The NAB also seized property of 12 RPPs and asked the district coordination
officers and deputy commissioners concerned to take action if their owners
tried to transfer the property
The most daring and daunting challenge for
Raja Sahib would be to write to the Swiss courts for reopening the pending
money laundering cases against president Zardari. If Somehow Raja complies with
the verdict of the Supreme Court, he will earn the ire of his powerful and
crafty boss and might be replaced by someone else. If he ignores Supreme Court’s
directives, the impasse and collision with the judiciary would remain as rife
as it has been all along since the handing out of the verdict by the Supreme
Court of Pakistan.
The cases
against Zardari date to the 1990s, when he and Benazir Bhutto were alleged to
have laundered $60 million of graft money in Swiss banks, paid by companies
seeking lucrative contracts. The Swiss shelved the cases in 2008 after Zardari
became the president of Pakistan.
One would wonder how the incumbent prime
minister whose role is to fill the interim period till elections to be held
February 2013, deal with that guardian knot. His evasion, delay or refusal to
write might entail a similar action from the Supreme Court and the resultant
disqualification.

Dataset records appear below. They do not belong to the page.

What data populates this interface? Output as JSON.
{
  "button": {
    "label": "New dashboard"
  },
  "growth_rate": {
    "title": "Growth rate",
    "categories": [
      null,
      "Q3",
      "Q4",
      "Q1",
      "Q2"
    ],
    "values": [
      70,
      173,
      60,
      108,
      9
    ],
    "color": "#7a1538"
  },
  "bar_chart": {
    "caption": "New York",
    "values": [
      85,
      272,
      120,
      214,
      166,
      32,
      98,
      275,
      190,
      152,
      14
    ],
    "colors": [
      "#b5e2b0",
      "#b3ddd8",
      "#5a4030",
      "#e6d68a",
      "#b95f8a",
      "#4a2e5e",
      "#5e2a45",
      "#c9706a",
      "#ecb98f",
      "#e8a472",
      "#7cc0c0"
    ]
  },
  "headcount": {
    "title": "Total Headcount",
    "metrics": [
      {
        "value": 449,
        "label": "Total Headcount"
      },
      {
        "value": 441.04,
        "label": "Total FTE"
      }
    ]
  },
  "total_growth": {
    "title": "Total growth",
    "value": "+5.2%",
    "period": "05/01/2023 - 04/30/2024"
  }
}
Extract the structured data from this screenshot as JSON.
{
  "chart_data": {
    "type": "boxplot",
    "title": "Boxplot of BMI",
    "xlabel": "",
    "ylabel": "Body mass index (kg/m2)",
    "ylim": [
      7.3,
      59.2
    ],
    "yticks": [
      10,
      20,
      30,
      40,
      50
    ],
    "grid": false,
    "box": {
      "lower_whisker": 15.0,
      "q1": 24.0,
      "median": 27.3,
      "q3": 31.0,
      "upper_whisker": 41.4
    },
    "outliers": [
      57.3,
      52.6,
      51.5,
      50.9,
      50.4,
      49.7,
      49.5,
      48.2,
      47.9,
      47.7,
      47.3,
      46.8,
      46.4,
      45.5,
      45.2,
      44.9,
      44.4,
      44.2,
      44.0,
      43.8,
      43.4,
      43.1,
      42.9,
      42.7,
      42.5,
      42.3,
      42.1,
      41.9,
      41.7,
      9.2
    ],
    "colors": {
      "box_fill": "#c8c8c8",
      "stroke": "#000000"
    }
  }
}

To repeat the same argument, if per say, he writes a letter
howsoever diluted, it would have to be done with the express consent of the
principal accused president Zardari. On the contrary, in case of any
ambivalence exhibited by Raja Ashraf like his predecessor, he may also be
disqualified and shown the way-out.
But perhaps the PPP government wants to buy
time till the next elections so that it can proudly claim the completion of
full five years’ term in office. But does president Zardari stand a chance to
be reelected on the expiry of his term? If he is not reelected because of the
defeat of PPP in the general elections, what could be his reaction or strategy
to counter that situation?
Understandably the other party would prefer
to bring a head of state of their own choice. If president cannot return to the
presidency, his privilege or exemptions from legal actions would also be
lifted. Will he flee to the foreign sanctuaries or fight the legal battle?
So the coming few months seem to be strewn
with events that could be chaotic and extension of the ongoing political
turbulence and standoff on one side between the superior judiciary and the
government and between the parties in power and those in opposition on the
other. With the elections season drawing near, there cannot be any possibility
of a political truce or lull between the colliding parties until the
announcement of the elections dates.